The Café Mezzaluna used to be the in-house restaurant at a hotel I used to stay at in Ottawa from time to time. It has since been replaced by Big Daddy’s Bourbon Street Bistro, which is a bit of an improvement in my opinion. I had a few dishes at the Café Mezzaluna and, while a couple weren’t bad, this was not the case with their Veal Puttanesca.
Typically, a Puttanesca sauce is served over spaghetti, or other pasta, but there is no reason why it can’t be used elsewhere and, at Mezzalune, they served their version over thinly sliced veal. It was a pretty good idea, I thought, but it was, to my mind, not terribly well executed.
One curious feature of the dish was the absence of black olives. Olives and capers are both typically used but, if one is to be omitted, it is almost invariably the capers. The rich flavor of olive is, I feel, integral to the final result and the lack here was a real disappointment.

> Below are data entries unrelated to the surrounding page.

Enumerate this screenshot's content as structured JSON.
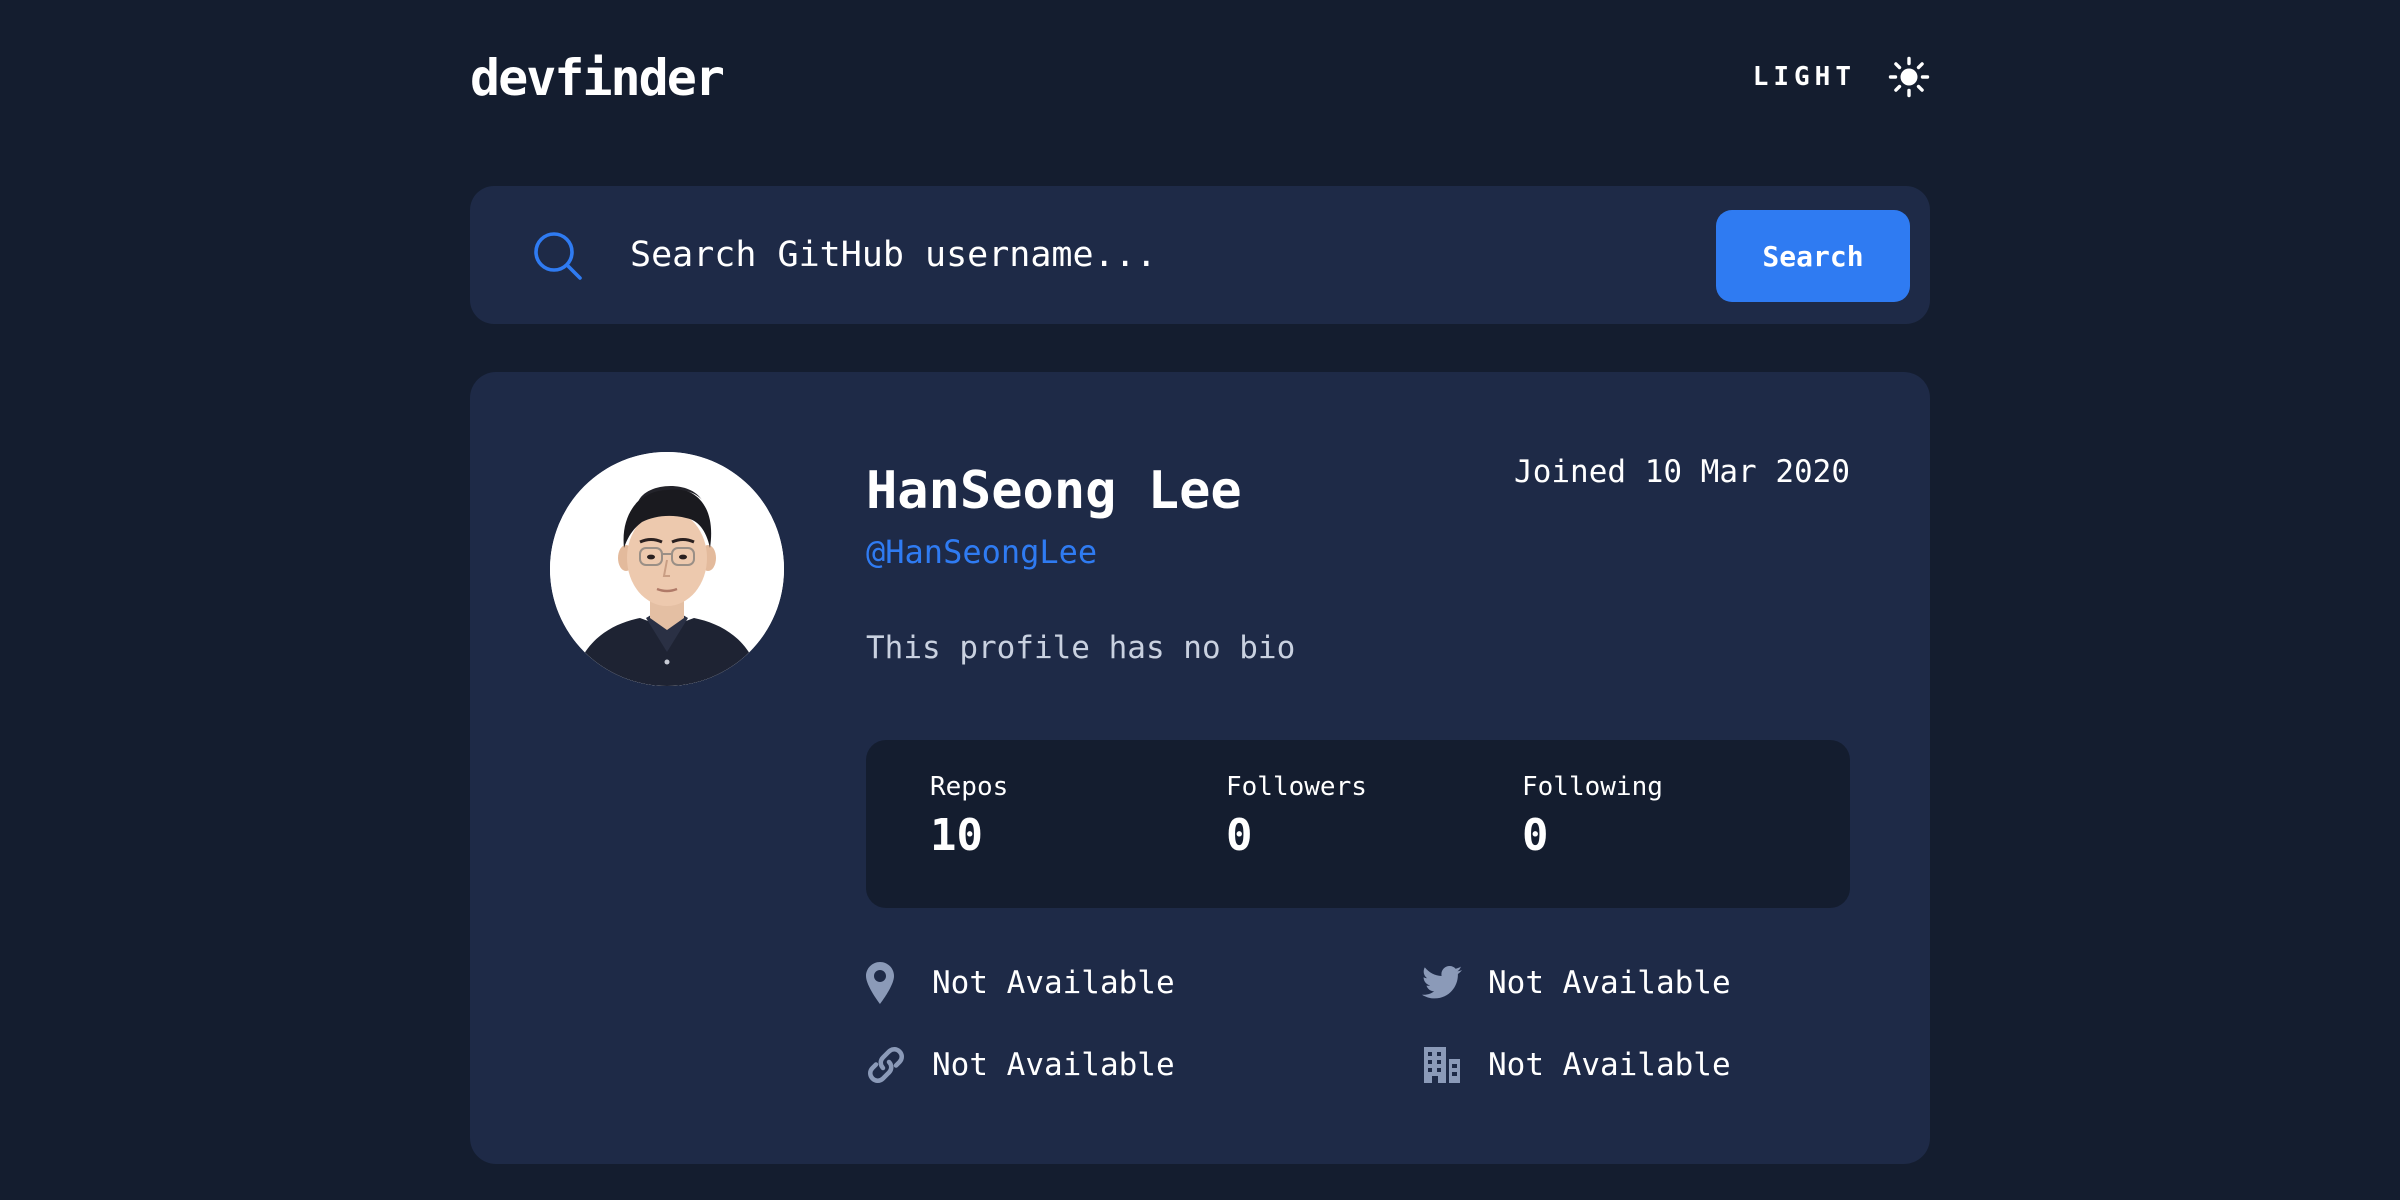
{
  "header": {
    "logo": "devfinder",
    "theme_toggle_label": "LIGHT",
    "theme_icon": "sun-icon"
  },
  "search": {
    "placeholder": "Search GitHub username...",
    "value": "",
    "button_label": "Search",
    "icon": "search-icon"
  },
  "profile": {
    "name": "HanSeong Lee",
    "login": "@HanSeongLee",
    "joined": "Joined 10 Mar 2020",
    "bio": "This profile has no bio",
    "avatar": "avatar-photo",
    "stats": [
      {
        "label": "Repos",
        "value": "10"
      },
      {
        "label": "Followers",
        "value": "0"
      },
      {
        "label": "Following",
        "value": "0"
      }
    ],
    "links": {
      "location": {
        "icon": "location-pin-icon",
        "text": "Not Available"
      },
      "twitter": {
        "icon": "twitter-icon",
        "text": "Not Available"
      },
      "website": {
        "icon": "link-icon",
        "text": "Not Available"
      },
      "company": {
        "icon": "company-building-icon",
        "text": "Not Available"
      }
    }
  },
  "colors": {
    "background": "#141D2F",
    "card": "#1E2A47",
    "accent": "#2F7BF2",
    "icon_muted": "#8B9AB8",
    "text": "#FFFFFF"
  }
}
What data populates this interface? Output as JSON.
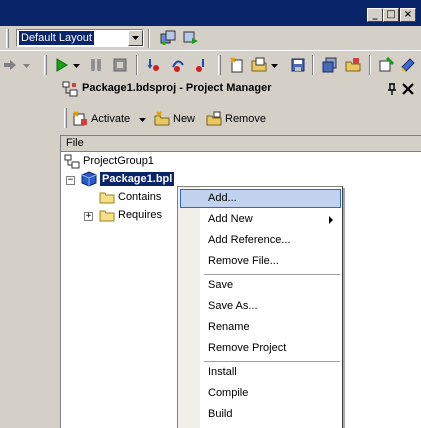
{
  "toolbar": {
    "layout_value": "Default Layout"
  },
  "pane": {
    "title": "Package1.bdsproj - Project Manager",
    "pin_icon": "pin-icon",
    "close_icon": "close-icon"
  },
  "pm_toolbar": {
    "activate_label": "Activate",
    "new_label": "New",
    "remove_label": "Remove"
  },
  "tree": {
    "header": "File",
    "group_label": "ProjectGroup1",
    "package_label": "Package1.bpl",
    "contains_label": "Contains",
    "requires_label": "Requires"
  },
  "context_menu": {
    "items": [
      {
        "label": "Add...",
        "selected": true
      },
      {
        "label": "Add New",
        "submenu": true
      },
      {
        "label": "Add Reference..."
      },
      {
        "label": "Remove File..."
      },
      {
        "label": "Save"
      },
      {
        "label": "Save As..."
      },
      {
        "label": "Rename"
      },
      {
        "label": "Remove Project"
      },
      {
        "label": "Install"
      },
      {
        "label": "Compile"
      },
      {
        "label": "Build"
      }
    ]
  },
  "colors": {
    "selection": "#0a246a",
    "menu_highlight": "#c1d2ee",
    "menu_highlight_border": "#316ac5",
    "face": "#d4d0c8"
  }
}
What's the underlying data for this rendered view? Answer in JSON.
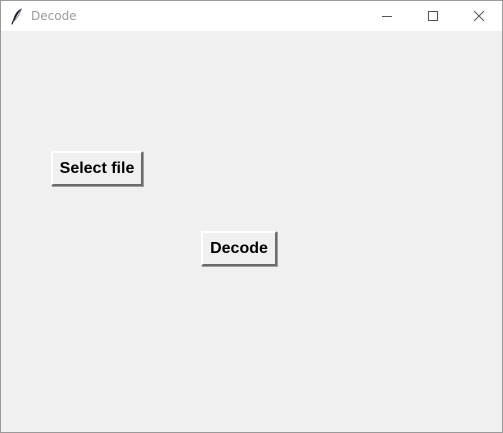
{
  "window": {
    "title": "Decode",
    "icon": "feather-icon",
    "controls": {
      "minimize_icon": "minimize-icon",
      "maximize_icon": "maximize-icon",
      "close_icon": "close-icon"
    }
  },
  "main": {
    "select_file_label": "Select file",
    "decode_label": "Decode"
  },
  "colors": {
    "background": "#f0f0f0",
    "titlebar": "#ffffff",
    "title_text": "#9b9b9b"
  }
}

The veal was nicely cooked but it had a curious flavor a bit reminiscent of the aroma of freshly cured leather. I couldn’t place this, at first, but then I realized it was the anchovy. Anchovy paste, or mashed fillets, are standard in the preparation of a Puttanesca sauce (and many other Italian dishes), but usually the flavor only operates in the background without giving the final dish any sort of ‘fishy’ taste. In this case, it was quite pronounced and I can’t say I like it over much.
My last criticism was the acidity of the dish. I think fresh tomatoes were used and the result was a sauce that was very thin, brittle and sharp. It lacked the richness and rounded quality of a tomato sauce that has been cooked down for a longer period and, all in all, it rather ruined a dish that didn’t start out well in the first place.